Craig Rosenbaum | December 10, 2019 | Defective Drugs
As of September of 2019, the popular heartburn medicine Zantac (ranitidine) has been recalled and taken off shelves in pharmacies after the Food and Drug Administration announced that it had found the cancer-causing chemical N-nitrosodimethylamine (NDMA) in some batches of Zantac. Major pharmaceutical companies such as Sanofi-Aventis, Chattem, Inc., Boehringer Ingelheim, Pfizer, and GlaxoSmithKline have been listed as defendants in the recently filed lawsuit.
High Levels of NDMA Detected
The online pharmacy Valisure discovered the NDMA contamination during a “routine analysis of drug products in its pharmacy,” according to the company’s September 9, 2019 citizen petition to the FDA. Based on its findings, Valisure asked the FDA to “recall and suspend the sale of all lots of all products containing ranitidine.” In response, the FDA conducted its own testing on the products and agreed that levels of NDMA were higher than what was deemed to be safe. As a result, on September 13, 2019, the FDA issued a statement alerting patients and health care professionals that NDMA had been found in samples of ranitidine.
The FDA has determined that daily intake of NDMA should not exceed 96 nanograms- one billionth of a gram. When Valisure tested individual tablets, it found 2,511,469 of NDMA in Zantac OTC and 3,267,968 ng of NDMA in Zantac Cool Mint from CVS. The FDA has said that Valisure’s method of high-temperature testing may have increased the levels of NDMA in samples, but still reported unacceptable levels of the contaminate after “early, limited testing” of the samples using a low-heat method.
In the following weeks, the FDA released several statements alerting the public to product recalls starting with those from generic ranitidine manufacturers, On October 22, 2019, Zantac manufacturer Sanofi recalled brand-name Zantac products.
The FDA has published its suggestions for approved testing methods meant to detect nitrosamine impurities in ranitidine drug samples. The agency recommended non-heating methods to produce quality results.
Dangers of NDMA
NDMA is a “probable human carcinogen.” This means it is a potent carcinogen in animals, but there aren’t enough studies to verify its carcinogen effects on humans. In humans, the most common signs of acute NDMA poisoning are stomach cramps, nausea and vomiting that can occur within hours, according to studies from the U.S. National Library of Medicine’s Toxicology Data Network. Headaches, fever and weakness may occur, followed by jaundice and enlargement of the liver. Organs potentially affected by the ingestion of NDMA include the bladder, kidneys, liver, lungs, pancreas and stomach.
There is debate as to why Zantac and generic ranitidine contain NDMA. The FDA has labeled it as an “impurity,” but Valisure asserted that the product itself, when it breaks down in the digestive system, naturally releases NDMA as it is metabolized in the body. Valisure’s website posted that their research, “along with that of Stanford University and others, found that NDMA was the result of the ‘inherent instability’ of the ranitidine molecule. This means that all manufacturers, brand or generic, and all lots of ranitidine-containing medications are affected and could generate high levels of NDMA in the human body.”

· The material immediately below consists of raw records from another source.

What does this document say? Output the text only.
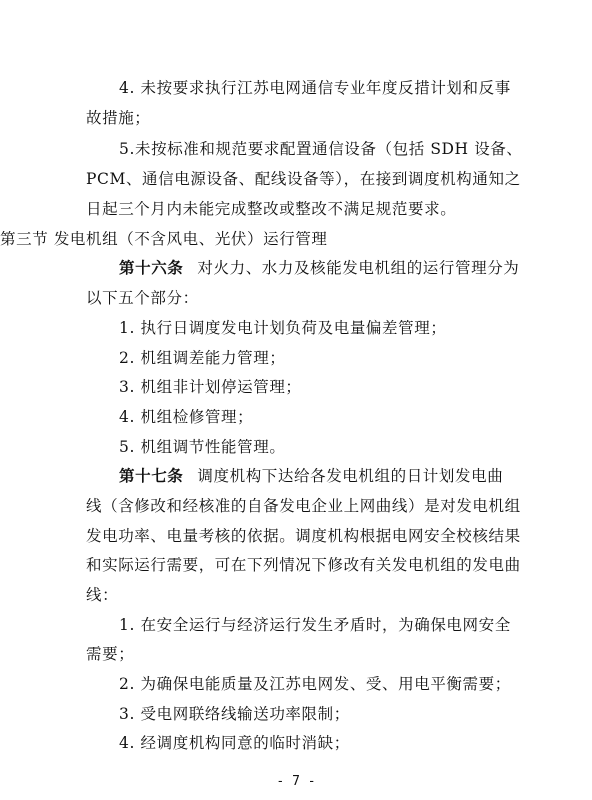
4. 未按要求执行江苏电网通信专业年度反措计划和反事
故措施；
5.未按标准和规范要求配置通信设备（包括 SDH 设备、
PCM、通信电源设备、配线设备等），在接到调度机构通知之
日起三个月内未能完成整改或整改不满足规范要求。
第三节 发电机组（不含风电、光伏）运行管理
第十六条 对火力、水力及核能发电机组的运行管理分为
以下五个部分：
1. 执行日调度发电计划负荷及电量偏差管理；
2. 机组调差能力管理；
3. 机组非计划停运管理；
4. 机组检修管理；
5. 机组调节性能管理。
第十七条 调度机构下达给各发电机组的日计划发电曲
线（含修改和经核准的自备发电企业上网曲线）是对发电机组
发电功率、电量考核的依据。调度机构根据电网安全校核结果
和实际运行需要，可在下列情况下修改有关发电机组的发电曲
线：
1. 在安全运行与经济运行发生矛盾时，为确保电网安全
需要；
2. 为确保电能质量及江苏电网发、受、用电平衡需要；
3. 受电网联络线输送功率限制；
4. 经调度机构同意的临时消缺；
- 7 -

In a 2016 study on oral intake of ranitidine, scientists examined urine samples from five healthy female and five healthy male volunteers over 24-hour periods before and after consumption of 150 mg of ranitidine. Following intake, the urinary NDMA excreted over 24 hours increased 400-hold from 110 to 47,600 ng, while total N-nitrosamines increased by 5-fold. “NDMA excretion rates after ranitidine intake equaled or exceeded those observed previously in patients with schistosomiasis,” the researchers wrote, “a disease wherein N-nitrosamines are implicated as the etiological agents for bladder cancer.”
Current State of Litigation
A group of plaintiffs recently filed a motion with the U.S. Judicial Panel on Multidistrict Litigation (JPML) to consolidate all federally filed Zantac lawsuits into one court for pre-trial proceedings. The plaintiffs assert that all the pending actions involve common factual questions- namely, that plaintiffs purchased ranitidine and were exposed to the carcinogen NDMA. Zantac has been sold in the United States for more than 30 years and the plaintiffs state that “every one of the millions of the drug’s consumers have been exposed to dangerous levels of NDMA and many thousands of those consumers have contracted cancer as a result.” The plaintiffs who filed the initial petition suggest the U.S. District Court for the District of New Jersey as the location for the proposed MDL, mainly because lawsuits involving valsartan contamination with NDMA- which the plaintiffs see as very similar to the lawsuits involving Zantac and NDMA- are consolidated there.